If you go into a store and they want 65 dollars for a blanket, you can get somewhere else for 18 dollars, which one do you choose."

And that would be the only measure of cost and value? The comparative retail prices? Beyond the price you see and make a determination on, there are many other costs and prices to consider. And the statistics clearly and consistently show that the Mom & Pop stores not only give back more to their communities in terms of charity, real jobs and taxes, they also happen to take less from their community than a Walmart does in, for instance, in emergency services response and patrol (lotta stuff to watch and prosecute for the shoplifting of) or water contamination and clean up in the river that sits just, unfortunately enough, behind a Super Walmart.

And then of course there's what Walmart allows the community and taxpayer to do, namely take on those medical costs and bankruptcies. Over two thirds of the WM's employees don't participate in the company's healthcare plan. Wonder why.
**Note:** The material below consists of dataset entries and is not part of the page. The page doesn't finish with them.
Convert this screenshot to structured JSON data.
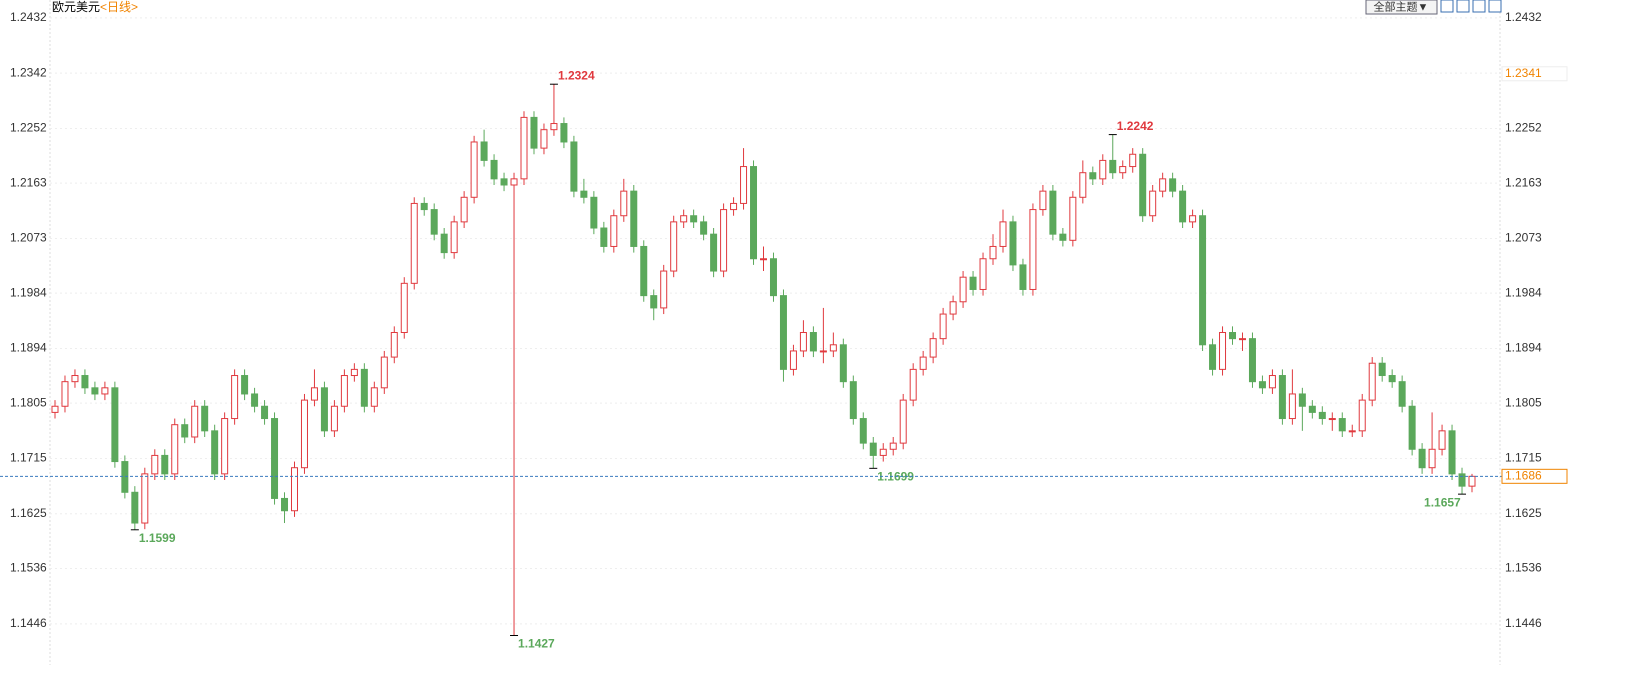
{
  "chart_data": {
    "type": "candlestick",
    "title": "欧元美元",
    "subtitle": "<日线>",
    "button": "全部主题▼",
    "up_color": "#e0393e",
    "down_color": "#5ba85b",
    "label_color": "#f08300",
    "ylim": [
      1.1379,
      1.2461
    ],
    "yticks": [
      1.2432,
      1.2342,
      1.2252,
      1.2163,
      1.2073,
      1.1984,
      1.1894,
      1.1805,
      1.1715,
      1.1625,
      1.1536,
      1.1446
    ],
    "grid": true,
    "open": [
      1.179,
      1.18,
      1.184,
      1.185,
      1.183,
      1.182,
      1.183,
      1.171,
      1.166,
      1.161,
      1.169,
      1.172,
      1.169,
      1.177,
      1.175,
      1.18,
      1.176,
      1.169,
      1.178,
      1.185,
      1.182,
      1.18,
      1.178,
      1.165,
      1.163,
      1.17,
      1.181,
      1.183,
      1.176,
      1.18,
      1.185,
      1.186,
      1.18,
      1.183,
      1.188,
      1.192,
      1.2,
      1.213,
      1.212,
      1.208,
      1.205,
      1.21,
      1.214,
      1.223,
      1.22,
      1.217,
      1.216,
      1.217,
      1.227,
      1.222,
      1.225,
      1.226,
      1.223,
      1.215,
      1.214,
      1.209,
      1.206,
      1.211,
      1.215,
      1.206,
      1.198,
      1.196,
      1.202,
      1.21,
      1.211,
      1.21,
      1.208,
      1.202,
      1.212,
      1.213,
      1.219,
      1.204,
      1.204,
      1.198,
      1.186,
      1.189,
      1.192,
      1.189,
      1.189,
      1.19,
      1.184,
      1.178,
      1.174,
      1.172,
      1.173,
      1.174,
      1.181,
      1.186,
      1.188,
      1.191,
      1.195,
      1.197,
      1.201,
      1.199,
      1.204,
      1.206,
      1.21,
      1.203,
      1.199,
      1.212,
      1.215,
      1.208,
      1.207,
      1.214,
      1.218,
      1.217,
      1.22,
      1.218,
      1.219,
      1.221,
      1.211,
      1.215,
      1.217,
      1.215,
      1.21,
      1.211,
      1.19,
      1.186,
      1.192,
      1.191,
      1.191,
      1.184,
      1.183,
      1.185,
      1.178,
      1.182,
      1.18,
      1.179,
      1.178,
      1.178,
      1.176,
      1.176,
      1.181,
      1.187,
      1.185,
      1.184,
      1.18,
      1.173,
      1.17,
      1.173,
      1.176,
      1.169,
      1.167
    ],
    "high": [
      1.181,
      1.185,
      1.186,
      1.186,
      1.184,
      1.184,
      1.184,
      1.172,
      1.167,
      1.17,
      1.173,
      1.173,
      1.178,
      1.178,
      1.181,
      1.181,
      1.177,
      1.179,
      1.186,
      1.186,
      1.183,
      1.181,
      1.179,
      1.166,
      1.171,
      1.182,
      1.186,
      1.184,
      1.181,
      1.186,
      1.187,
      1.187,
      1.184,
      1.189,
      1.193,
      1.201,
      1.214,
      1.214,
      1.213,
      1.209,
      1.211,
      1.215,
      1.224,
      1.225,
      1.221,
      1.218,
      1.218,
      1.228,
      1.228,
      1.226,
      1.2324,
      1.227,
      1.224,
      1.217,
      1.215,
      1.21,
      1.212,
      1.217,
      1.216,
      1.207,
      1.199,
      1.203,
      1.211,
      1.212,
      1.212,
      1.211,
      1.209,
      1.213,
      1.214,
      1.222,
      1.22,
      1.206,
      1.205,
      1.199,
      1.19,
      1.194,
      1.193,
      1.196,
      1.192,
      1.191,
      1.185,
      1.179,
      1.175,
      1.174,
      1.175,
      1.182,
      1.187,
      1.189,
      1.192,
      1.196,
      1.198,
      1.202,
      1.202,
      1.205,
      1.208,
      1.212,
      1.211,
      1.204,
      1.213,
      1.216,
      1.216,
      1.209,
      1.215,
      1.22,
      1.219,
      1.221,
      1.2242,
      1.22,
      1.222,
      1.222,
      1.216,
      1.218,
      1.218,
      1.216,
      1.212,
      1.212,
      1.191,
      1.193,
      1.193,
      1.192,
      1.192,
      1.185,
      1.186,
      1.186,
      1.186,
      1.183,
      1.181,
      1.18,
      1.179,
      1.179,
      1.177,
      1.182,
      1.188,
      1.188,
      1.186,
      1.185,
      1.181,
      1.174,
      1.179,
      1.177,
      1.177,
      1.17,
      1.169
    ],
    "low": [
      1.178,
      1.179,
      1.183,
      1.182,
      1.181,
      1.181,
      1.17,
      1.165,
      1.1599,
      1.16,
      1.168,
      1.168,
      1.168,
      1.174,
      1.174,
      1.175,
      1.168,
      1.168,
      1.177,
      1.181,
      1.179,
      1.177,
      1.164,
      1.161,
      1.162,
      1.169,
      1.18,
      1.175,
      1.175,
      1.179,
      1.184,
      1.179,
      1.179,
      1.182,
      1.187,
      1.191,
      1.199,
      1.211,
      1.207,
      1.204,
      1.204,
      1.209,
      1.213,
      1.219,
      1.216,
      1.215,
      1.1427,
      1.216,
      1.221,
      1.221,
      1.224,
      1.222,
      1.214,
      1.213,
      1.208,
      1.205,
      1.205,
      1.21,
      1.205,
      1.197,
      1.194,
      1.195,
      1.201,
      1.209,
      1.209,
      1.207,
      1.201,
      1.201,
      1.211,
      1.212,
      1.203,
      1.202,
      1.197,
      1.184,
      1.185,
      1.188,
      1.188,
      1.187,
      1.188,
      1.183,
      1.177,
      1.173,
      1.1699,
      1.171,
      1.172,
      1.173,
      1.18,
      1.185,
      1.187,
      1.19,
      1.194,
      1.196,
      1.198,
      1.198,
      1.203,
      1.205,
      1.202,
      1.198,
      1.198,
      1.211,
      1.207,
      1.206,
      1.206,
      1.213,
      1.216,
      1.216,
      1.217,
      1.217,
      1.218,
      1.21,
      1.21,
      1.214,
      1.214,
      1.209,
      1.209,
      1.189,
      1.185,
      1.185,
      1.19,
      1.189,
      1.183,
      1.182,
      1.182,
      1.177,
      1.177,
      1.176,
      1.178,
      1.177,
      1.176,
      1.175,
      1.175,
      1.175,
      1.18,
      1.184,
      1.183,
      1.179,
      1.172,
      1.169,
      1.169,
      1.172,
      1.168,
      1.1657,
      1.166
    ],
    "close": [
      1.18,
      1.184,
      1.185,
      1.183,
      1.182,
      1.183,
      1.171,
      1.166,
      1.161,
      1.169,
      1.172,
      1.169,
      1.177,
      1.175,
      1.18,
      1.176,
      1.169,
      1.178,
      1.185,
      1.182,
      1.18,
      1.178,
      1.165,
      1.163,
      1.17,
      1.181,
      1.183,
      1.176,
      1.18,
      1.185,
      1.186,
      1.18,
      1.183,
      1.188,
      1.192,
      1.2,
      1.213,
      1.212,
      1.208,
      1.205,
      1.21,
      1.214,
      1.223,
      1.22,
      1.217,
      1.216,
      1.217,
      1.227,
      1.222,
      1.225,
      1.226,
      1.223,
      1.215,
      1.214,
      1.209,
      1.206,
      1.211,
      1.215,
      1.206,
      1.198,
      1.196,
      1.202,
      1.21,
      1.211,
      1.21,
      1.208,
      1.202,
      1.212,
      1.213,
      1.219,
      1.204,
      1.204,
      1.198,
      1.186,
      1.189,
      1.192,
      1.189,
      1.189,
      1.19,
      1.184,
      1.178,
      1.174,
      1.172,
      1.173,
      1.174,
      1.181,
      1.186,
      1.188,
      1.191,
      1.195,
      1.197,
      1.201,
      1.199,
      1.204,
      1.206,
      1.21,
      1.203,
      1.199,
      1.212,
      1.215,
      1.208,
      1.207,
      1.214,
      1.218,
      1.217,
      1.22,
      1.218,
      1.219,
      1.221,
      1.211,
      1.215,
      1.217,
      1.215,
      1.21,
      1.211,
      1.19,
      1.186,
      1.192,
      1.191,
      1.191,
      1.184,
      1.183,
      1.185,
      1.178,
      1.182,
      1.18,
      1.179,
      1.178,
      1.178,
      1.176,
      1.176,
      1.181,
      1.187,
      1.185,
      1.184,
      1.18,
      1.173,
      1.17,
      1.173,
      1.176,
      1.169,
      1.167,
      1.1686
    ],
    "high_labels": [
      1.2324,
      1.2242
    ],
    "low_labels": [
      1.1599,
      1.1427,
      1.1699,
      1.1657
    ],
    "last_price": 1.1686,
    "marker_price": 1.2341
  }
}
I'm sure it's because they're so abundantly covered somewhere else.

So it's interesting that while you call for more exports and fewer imports, a better trade balance and a stronger American-made economy, you find the justification to shop a store known for selling "Cheap Chinese Crap" because it appears to cost less.

And sadly, that's what everyone's done, which is why the dollar stagnates, China buys our debt (and ours and Canada's prime agriculture, by the way), and the middle class does an amazing disappearing act. "If we're looking for someone to blame, we only have to look into the mirror."

So here we are, many of us, listening to euphemisms like "downsizing" or "food insecurity" or "eliminating redundancies" thrown around, terrified of communism, ignorant of socialism, and falling into the ever widening jaws of carnivorous capitalism and wondering exactly when we hit some kind of economic and social oblivion from which there is no turning back.